C’est peut-être ironique, de fait, que Beth crédite la naissance de cette collection à la toute première brindille, Kate Moss. « Elle est la raison pour laquelle j’ai ma ligne à Evans, » dit-elle. « Parce qu’elle avait sa ligne à Topshop et elle essayait de faire que Philip Green s’investisse. Et quand je lui ai parlé d’Evans, elle a dit genre : “Finalement, deux ans plus tard.”
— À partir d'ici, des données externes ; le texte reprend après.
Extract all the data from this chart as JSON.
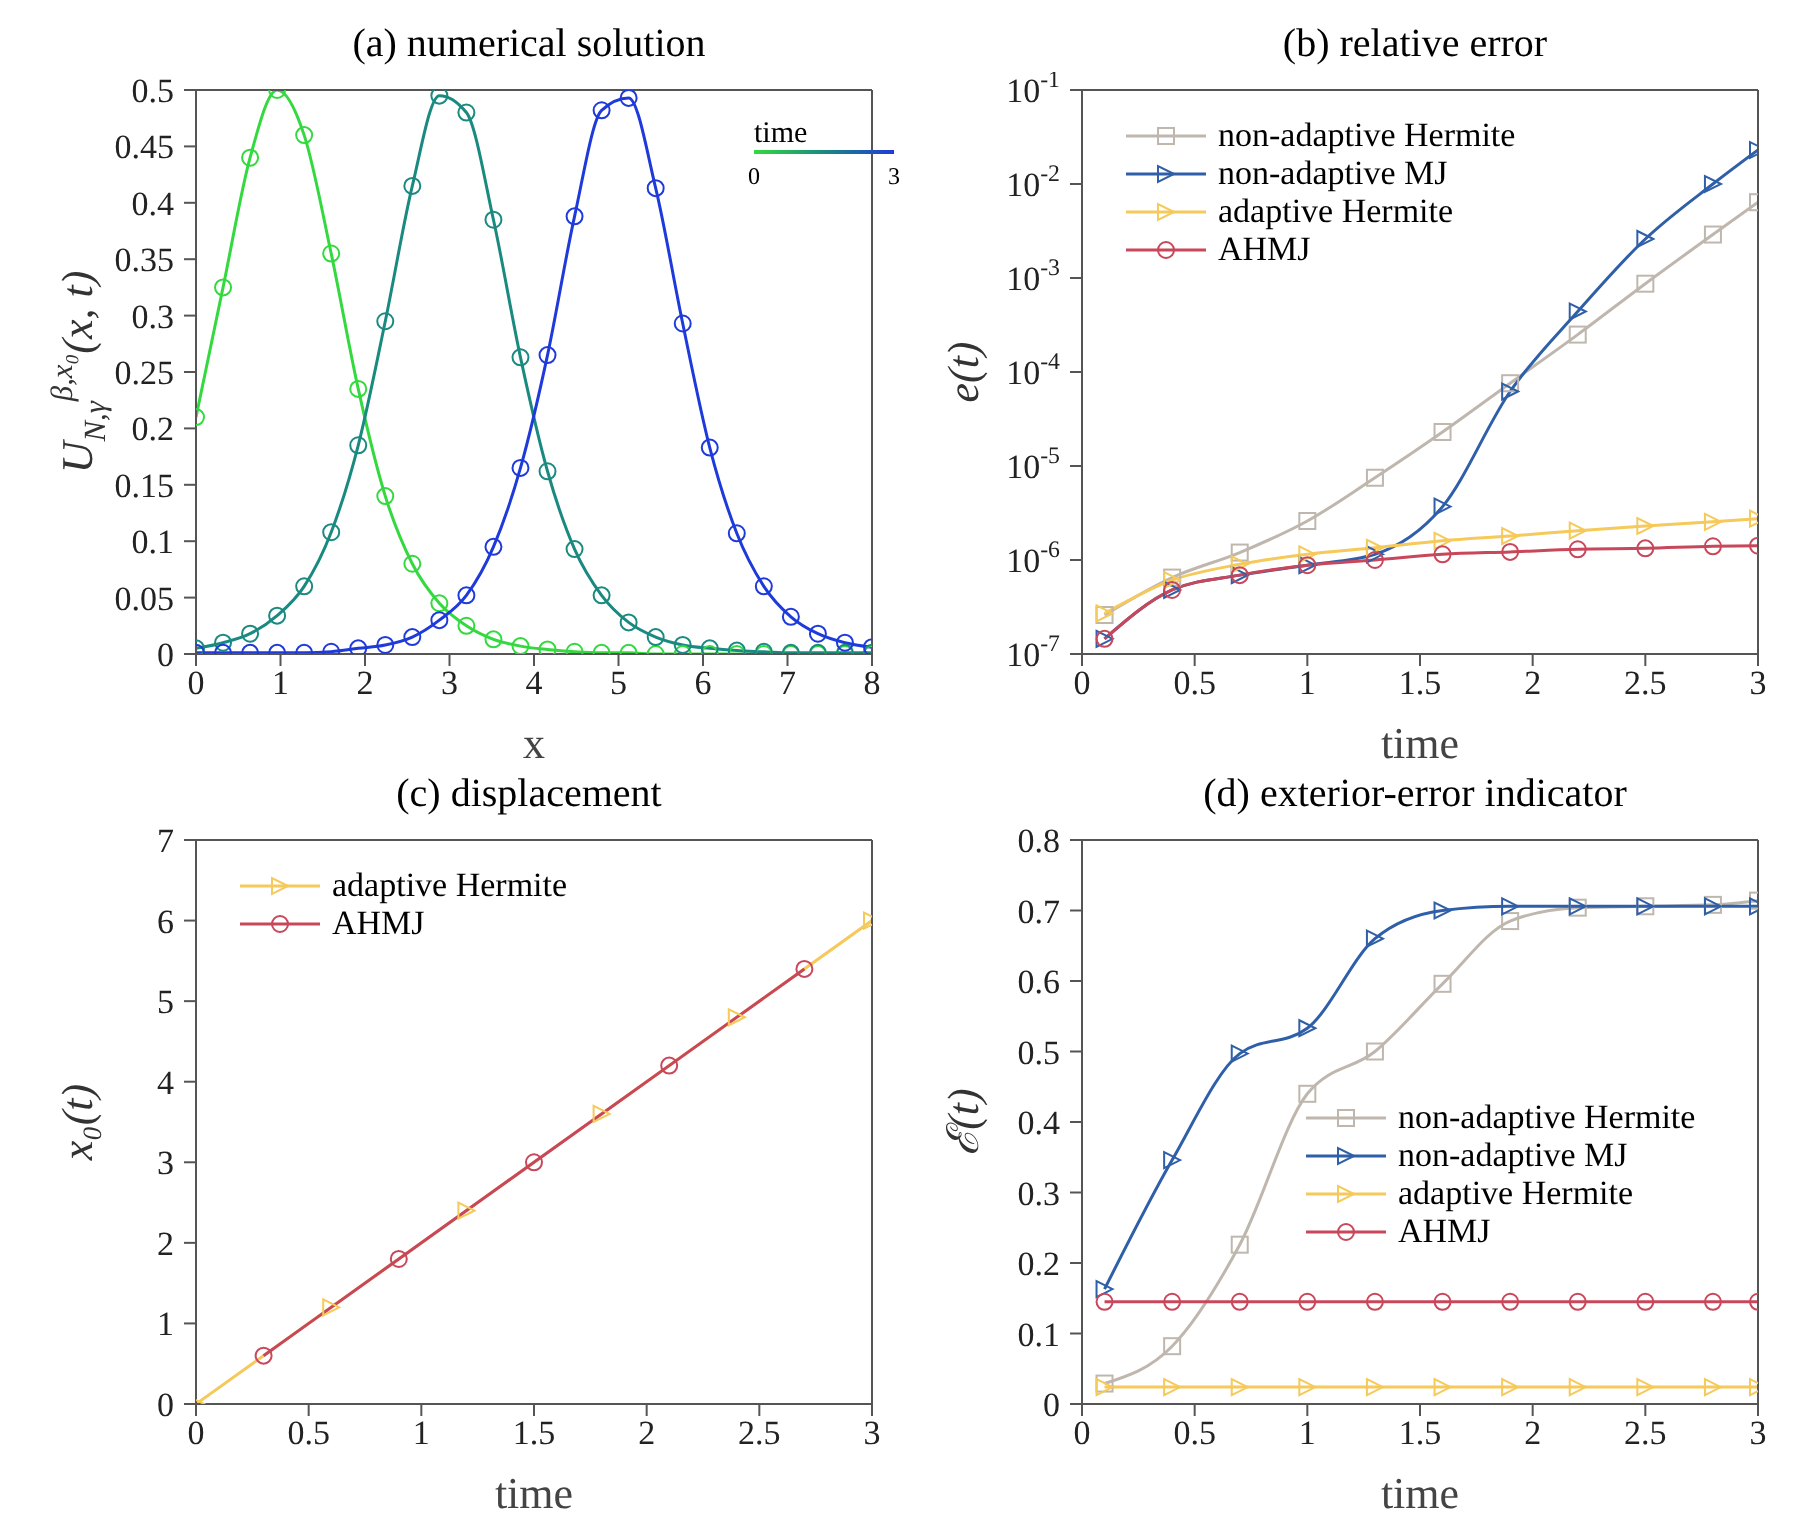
{
  "chart_data": [
    {
      "type": "line",
      "title": "(a) numerical solution",
      "xlabel": "x",
      "ylabel": "U$_{N,γ}$$^{β,x₀}$(x, t)",
      "xlim": [
        0,
        8
      ],
      "xticks": [
        0,
        1,
        2,
        3,
        4,
        5,
        6,
        7,
        8
      ],
      "ylim": [
        0,
        0.5
      ],
      "yticks": [
        0,
        0.05,
        0.1,
        0.15,
        0.2,
        0.25,
        0.3,
        0.35,
        0.4,
        0.45,
        0.5
      ],
      "marker": "circle",
      "annotations": [
        "time",
        "0",
        "3"
      ],
      "x": [
        0,
        0.32,
        0.64,
        0.96,
        1.28,
        1.6,
        1.92,
        2.24,
        2.56,
        2.88,
        3.2,
        3.52,
        3.84,
        4.16,
        4.48,
        4.8,
        5.12,
        5.44,
        5.76,
        6.08,
        6.4,
        6.72,
        7.04,
        7.36,
        7.68,
        8
      ],
      "series": [
        {
          "color": "#33d93f",
          "values": [
            0.21,
            0.325,
            0.44,
            0.5,
            0.46,
            0.355,
            0.235,
            0.14,
            0.08,
            0.045,
            0.025,
            0.013,
            0.007,
            0.004,
            0.002,
            0.001,
            0.001,
            0,
            0,
            0,
            0,
            0,
            0,
            0,
            0,
            0
          ]
        },
        {
          "color": "#1a8a80",
          "values": [
            0.005,
            0.01,
            0.018,
            0.034,
            0.06,
            0.108,
            0.185,
            0.295,
            0.415,
            0.495,
            0.48,
            0.385,
            0.263,
            0.162,
            0.093,
            0.052,
            0.028,
            0.015,
            0.008,
            0.005,
            0.003,
            0.002,
            0.001,
            0.001,
            0.001,
            0.001
          ]
        },
        {
          "color": "#1f3adb",
          "values": [
            0.001,
            0.001,
            0.001,
            0.001,
            0.001,
            0.002,
            0.005,
            0.008,
            0.015,
            0.03,
            0.052,
            0.095,
            0.165,
            0.265,
            0.388,
            0.482,
            0.493,
            0.413,
            0.293,
            0.183,
            0.107,
            0.06,
            0.033,
            0.018,
            0.01,
            0.006
          ]
        }
      ]
    },
    {
      "type": "line",
      "title": "(b) relative error",
      "xlabel": "time",
      "ylabel": "e(t)",
      "log": "y",
      "xlim": [
        0,
        3
      ],
      "xticks": [
        0,
        0.5,
        1,
        1.5,
        2,
        2.5,
        3
      ],
      "ylim": [
        1e-07,
        0.1
      ],
      "yticks": [
        {
          "value": 1e-07,
          "label": "10$^{-7}$"
        },
        {
          "value": 1e-06,
          "label": "10$^{-6}$"
        },
        {
          "value": 1e-05,
          "label": "10$^{-5}$"
        },
        {
          "value": 0.0001,
          "label": "10$^{-4}$"
        },
        {
          "value": 0.001,
          "label": "10$^{-3}$"
        },
        {
          "value": 0.01,
          "label": "10$^{-2}$"
        },
        {
          "value": 0.1,
          "label": "10$^{-1}$"
        }
      ],
      "legend": "top left",
      "x": [
        0.1,
        0.4,
        0.7,
        1,
        1.3,
        1.6,
        1.9,
        2.2,
        2.5,
        2.8,
        3
      ],
      "series": [
        {
          "name": "non-adaptive Hermite",
          "color": "#bfb7ae",
          "marker": "square",
          "values": [
            2.6e-07,
            6.5e-07,
            1.2e-06,
            2.6e-06,
            7.5e-06,
            2.3e-05,
            7.6e-05,
            0.00025,
            0.00087,
            0.0029,
            0.0064
          ]
        },
        {
          "name": "non-adaptive MJ",
          "color": "#2f5fa8",
          "marker": "triangle",
          "values": [
            1.45e-07,
            4.8e-07,
            6.9e-07,
            8.8e-07,
            1.15e-06,
            3.7e-06,
            6.2e-05,
            0.00044,
            0.0026,
            0.01,
            0.023
          ]
        },
        {
          "name": "adaptive Hermite",
          "color": "#f5c95a",
          "marker": "triangle",
          "values": [
            2.7e-07,
            6.1e-07,
            9e-07,
            1.15e-06,
            1.35e-06,
            1.6e-06,
            1.8e-06,
            2.05e-06,
            2.3e-06,
            2.55e-06,
            2.75e-06
          ]
        },
        {
          "name": "AHMJ",
          "color": "#c8475a",
          "marker": "circle",
          "values": [
            1.45e-07,
            4.8e-07,
            6.9e-07,
            8.8e-07,
            1e-06,
            1.15e-06,
            1.22e-06,
            1.3e-06,
            1.33e-06,
            1.4e-06,
            1.42e-06
          ]
        }
      ]
    },
    {
      "type": "line",
      "title": "(c) displacement",
      "xlabel": "time",
      "ylabel": "x₀(t)",
      "xlim": [
        0,
        3
      ],
      "xticks": [
        0,
        0.5,
        1,
        1.5,
        2,
        2.5,
        3
      ],
      "ylim": [
        0,
        7
      ],
      "yticks": [
        0,
        1,
        2,
        3,
        4,
        5,
        6,
        7
      ],
      "legend": "top left",
      "series": [
        {
          "name": "adaptive Hermite",
          "color": "#f5c95a",
          "marker": "triangle",
          "x": [
            0,
            0.6,
            1.2,
            1.8,
            2.4,
            3
          ],
          "values": [
            0,
            1.2,
            2.4,
            3.6,
            4.8,
            6
          ]
        },
        {
          "name": "AHMJ",
          "color": "#c8475a",
          "marker": "circle",
          "x": [
            0.3,
            0.9,
            1.5,
            2.1,
            2.7
          ],
          "values": [
            0.6,
            1.8,
            3,
            4.2,
            5.4
          ]
        }
      ]
    },
    {
      "type": "line",
      "title": "(d) exterior-error indicator",
      "xlabel": "time",
      "ylabel": "ℰ(t)",
      "xlim": [
        0,
        3
      ],
      "xticks": [
        0,
        0.5,
        1,
        1.5,
        2,
        2.5,
        3
      ],
      "ylim": [
        0,
        0.8
      ],
      "yticks": [
        0,
        0.1,
        0.2,
        0.3,
        0.4,
        0.5,
        0.6,
        0.7,
        0.8
      ],
      "legend": "right",
      "x": [
        0.1,
        0.4,
        0.7,
        1,
        1.3,
        1.6,
        1.9,
        2.2,
        2.5,
        2.8,
        3
      ],
      "series": [
        {
          "name": "non-adaptive Hermite",
          "color": "#bfb7ae",
          "marker": "square",
          "values": [
            0.029,
            0.082,
            0.226,
            0.44,
            0.5,
            0.596,
            0.685,
            0.704,
            0.706,
            0.708,
            0.714
          ]
        },
        {
          "name": "non-adaptive MJ",
          "color": "#2f5fa8",
          "marker": "triangle",
          "values": [
            0.163,
            0.346,
            0.497,
            0.533,
            0.66,
            0.7,
            0.706,
            0.706,
            0.706,
            0.706,
            0.706
          ]
        },
        {
          "name": "adaptive Hermite",
          "color": "#f5c95a",
          "marker": "triangle",
          "values": [
            0.024,
            0.024,
            0.024,
            0.024,
            0.024,
            0.024,
            0.024,
            0.024,
            0.024,
            0.024,
            0.024
          ]
        },
        {
          "name": "AHMJ",
          "color": "#c8475a",
          "marker": "circle",
          "values": [
            0.145,
            0.145,
            0.145,
            0.145,
            0.145,
            0.145,
            0.145,
            0.145,
            0.145,
            0.145,
            0.145
          ]
        }
      ]
    }
  ]
}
Apparemment, ce duo atypique est ami depuis trois ans, dès lors que Ditto est revenue sur sa déclaration selon laquelle Kate avait l’air “mortellement ennuyeuse”. Il semblerait qu’elle ait découvert que les deux avaient une cause commune. « Parce que si quelqu’un peut comprendre ce que c’est qu’être une femme sujette aux diktats corporels, c’est bien un putain de top model. »
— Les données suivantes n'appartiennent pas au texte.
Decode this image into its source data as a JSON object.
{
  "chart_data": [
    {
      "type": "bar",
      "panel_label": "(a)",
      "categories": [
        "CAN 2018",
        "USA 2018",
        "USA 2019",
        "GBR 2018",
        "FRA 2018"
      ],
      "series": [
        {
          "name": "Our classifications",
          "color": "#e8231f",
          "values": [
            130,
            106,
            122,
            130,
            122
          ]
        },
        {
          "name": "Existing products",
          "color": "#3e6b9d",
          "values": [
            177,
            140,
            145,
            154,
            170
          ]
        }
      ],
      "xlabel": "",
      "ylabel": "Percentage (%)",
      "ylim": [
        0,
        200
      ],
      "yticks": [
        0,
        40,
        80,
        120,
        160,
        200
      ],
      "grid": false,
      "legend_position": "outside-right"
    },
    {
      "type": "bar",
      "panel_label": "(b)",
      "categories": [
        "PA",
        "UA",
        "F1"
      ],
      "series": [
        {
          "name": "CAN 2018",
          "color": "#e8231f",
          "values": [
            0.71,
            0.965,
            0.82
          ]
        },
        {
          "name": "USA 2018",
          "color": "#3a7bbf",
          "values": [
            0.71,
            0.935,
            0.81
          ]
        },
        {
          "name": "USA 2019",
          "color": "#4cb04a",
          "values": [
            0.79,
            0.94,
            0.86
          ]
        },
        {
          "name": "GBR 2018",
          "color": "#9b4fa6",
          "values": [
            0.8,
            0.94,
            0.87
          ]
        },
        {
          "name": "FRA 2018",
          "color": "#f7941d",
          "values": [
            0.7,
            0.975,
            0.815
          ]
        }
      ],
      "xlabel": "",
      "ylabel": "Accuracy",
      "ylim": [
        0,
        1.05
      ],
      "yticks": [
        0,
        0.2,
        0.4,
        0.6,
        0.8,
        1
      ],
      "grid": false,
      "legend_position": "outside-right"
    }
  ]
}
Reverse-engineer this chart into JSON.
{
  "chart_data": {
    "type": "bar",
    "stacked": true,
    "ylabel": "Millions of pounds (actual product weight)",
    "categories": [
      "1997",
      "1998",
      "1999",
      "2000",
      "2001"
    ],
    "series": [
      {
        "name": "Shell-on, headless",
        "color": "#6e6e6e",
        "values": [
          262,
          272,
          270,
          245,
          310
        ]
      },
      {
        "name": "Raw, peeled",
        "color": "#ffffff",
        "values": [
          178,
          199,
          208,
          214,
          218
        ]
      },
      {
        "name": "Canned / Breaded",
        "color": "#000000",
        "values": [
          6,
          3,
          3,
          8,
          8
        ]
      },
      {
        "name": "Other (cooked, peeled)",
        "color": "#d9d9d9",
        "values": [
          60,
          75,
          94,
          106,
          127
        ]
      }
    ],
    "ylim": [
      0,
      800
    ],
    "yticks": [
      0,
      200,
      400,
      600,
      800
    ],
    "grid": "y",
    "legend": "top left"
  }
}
Ditto n’irait pas jusqu’à dire qu’elles sont les meilleures amies du monde. Pour commencer, elle a du mal à l’appeler simplement Kate. « Oh, mon Dieu, je ne peux toujours pas l’appeler par son prénom, je dis genre : “Oh, Kate Moss, je ne peux pas aller là-bas…” dit-elle, se souvenant de la fois où Moss l’a traînée à une after dans la chambre d’hôtel de Grace Jones. « On n’est pas des super bonnes amies, pas parce qu’on ne s’aime pas. On évolue dans des cercles différents. Je pense qu’elle m’a beaucoup aidée en étant cette rebelle vraiment cool. Elle aime ce qu’elle aime et elle aime qui elle aime et il se trouve qu’elle est juste vraiment magnifique et douée dans ce qu’elle fait. »
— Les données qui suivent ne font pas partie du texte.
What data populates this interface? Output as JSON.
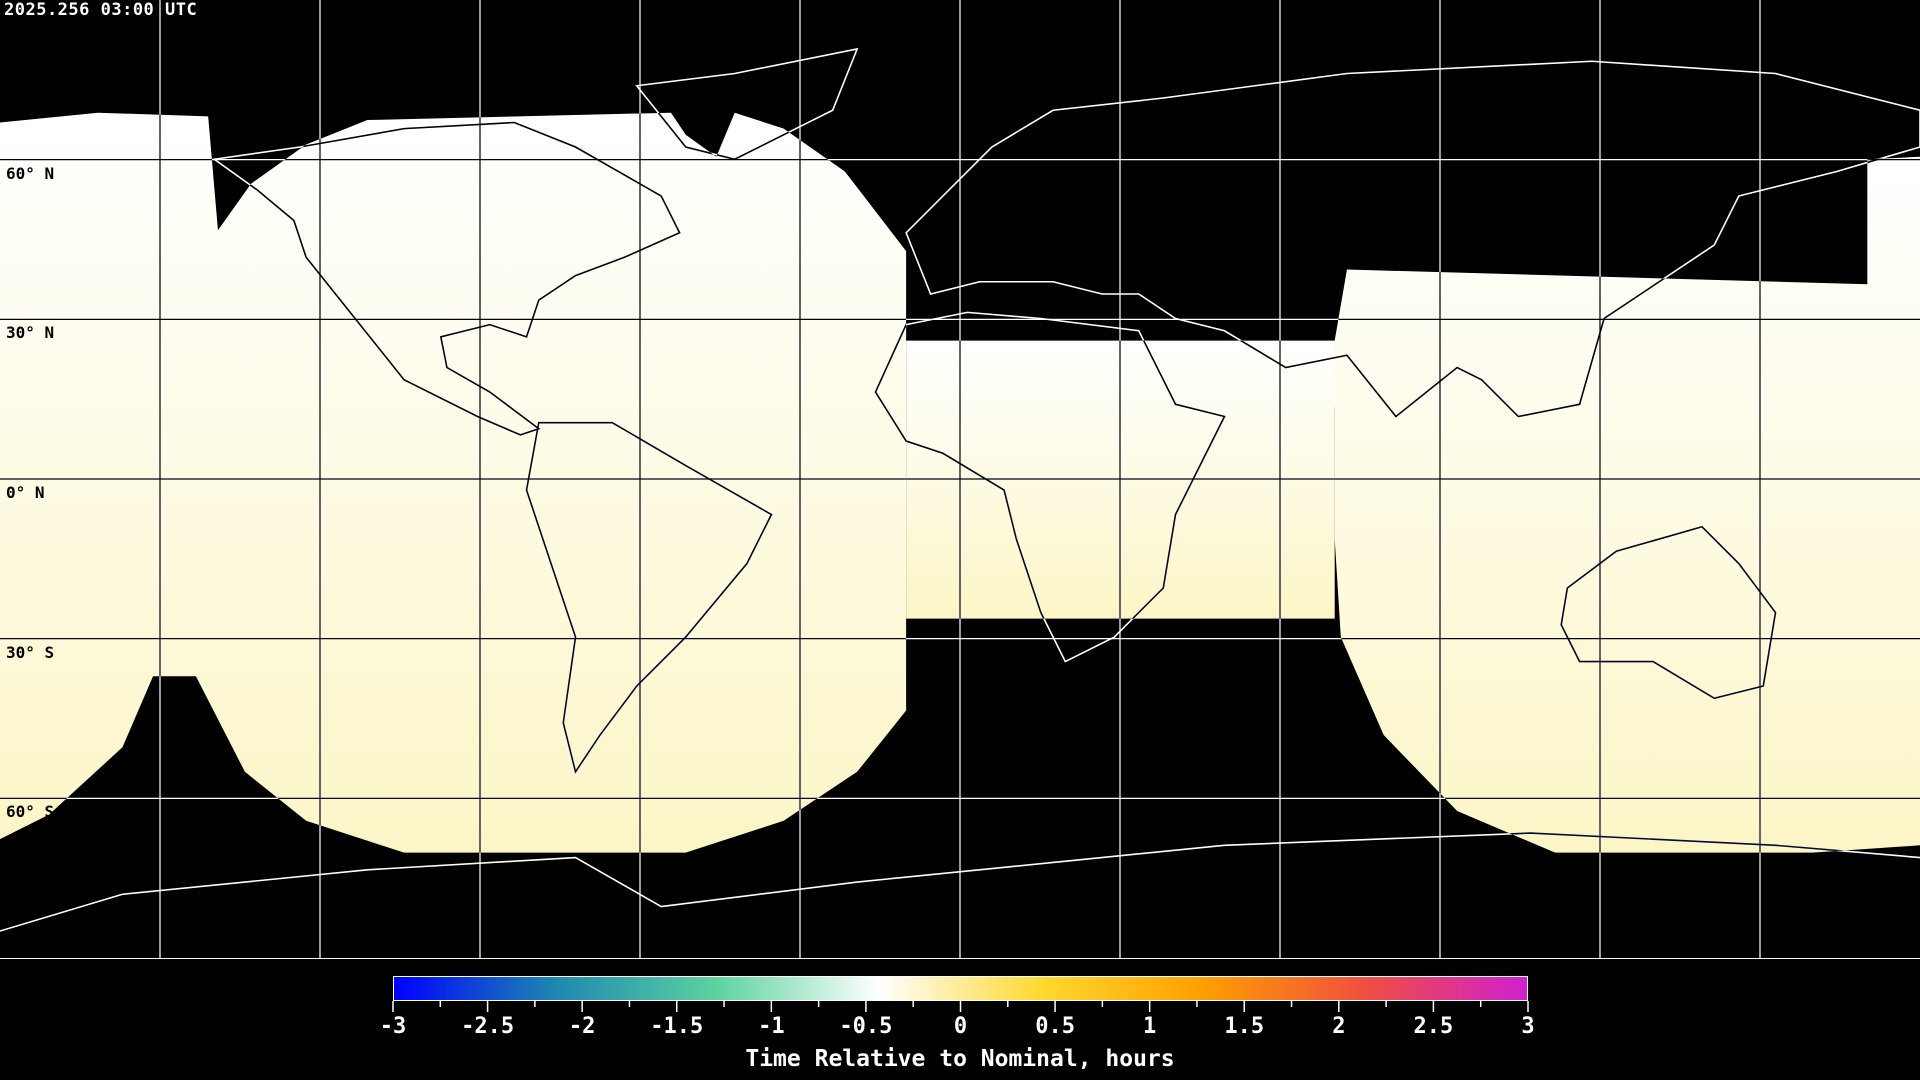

Voyons les choses en face, Ditto était une recrue improbable pour le milieu de la mode. Pourtant, la voilà dans les fêtes, aux premiers rangs, parmi son ancien ennemi (une fois elle a qualifié Karl Lagerfeld de “misérable petit homme”) et de ses propres héros.

« La chose la plus cool au monde a sûrement été d’assister au défilé de Karl Lagerfeld à la Fashion Week de Paris et d’être assise juste à côté de Grace Coddlington [du journal américain Vogue]. Et je l’ai fait rire aux éclats. »

Après avoir lancé des insultes – qu’elle a depuis reconsidérées – à son égard, elle reconnaît l’illustre couturier à la tête de Chanel comme une inspiration majeure. « Je me souviens d’avoir regardé la télé quand j’étais gamine, d’avoir vu Karl Lagerfeld avec son éventail, son catogan et ses lunettes noires et de m’être demandé : “Qui c’est ça ?” Je voulais en apprendre plus. Mais le plus drôle, c’est qu’il ne s’agissait pas tant de la mode, mais plus de ce que ça signifiait d’être eux et ce que ça signifiait d’être un renégat. Karl Lagerfeld a peut-être grandi avec de l’argent, je n’en suis pas sûre, mais vous n’allez pas me dire que ça a toujours été super facile pour lui d’être cette personne excentrique extravagante et créative et ça ne l’est toujours pas puisqu’il reste jugé à longueur de temps pour être tel qu’il est. »

Elle mentionne l’argent parce que son amour de la mode est né quand elle n’en avait pas. Mary Beth Patterson a grandi dans une grande pauvreté, dans le Sud profond des grenouilles de bénitier et des mangeurs d’écureuils. Elle est issue d’une famille de sept enfants dans une maison comptant deux chambres, sans téléphone ni chaînes câblées. Les figures paternelles allaient et venaient et il était facile de se perdre dans la mêlée de cette grande famille. « Ma mère ignorait où j’étais la moitié du temps, » reconnaît-elle. « J’ai commencé à fumer à 11 ans et à avoir des relations sexuelles très jeune. » Une éducation baptiste stricte n’assagit que peu la jeune Beth, bien qu’elle ait passé la plupart de sa jeunesse à prier pour être hétéro, sachant depuis l’âge de cinq ans qu’elle n’aimait pas les garçons. À 13 ans, elle quitta la maison pour aller prendre soin d’une tante en train de mourir d’un cancer. En vérité, c’était une échappatoire. Sa mère allait se remarier et elle ne “pouvait pas supporter un autre mec de plus”. Après la mort de sa tante, elle passa son temps entre “le canapé de ses amis, la maison de sa mère et la maison de son père”, en essayant de jongler entre l’école et les petits boulots, et d’accepter son orientation sexuelle.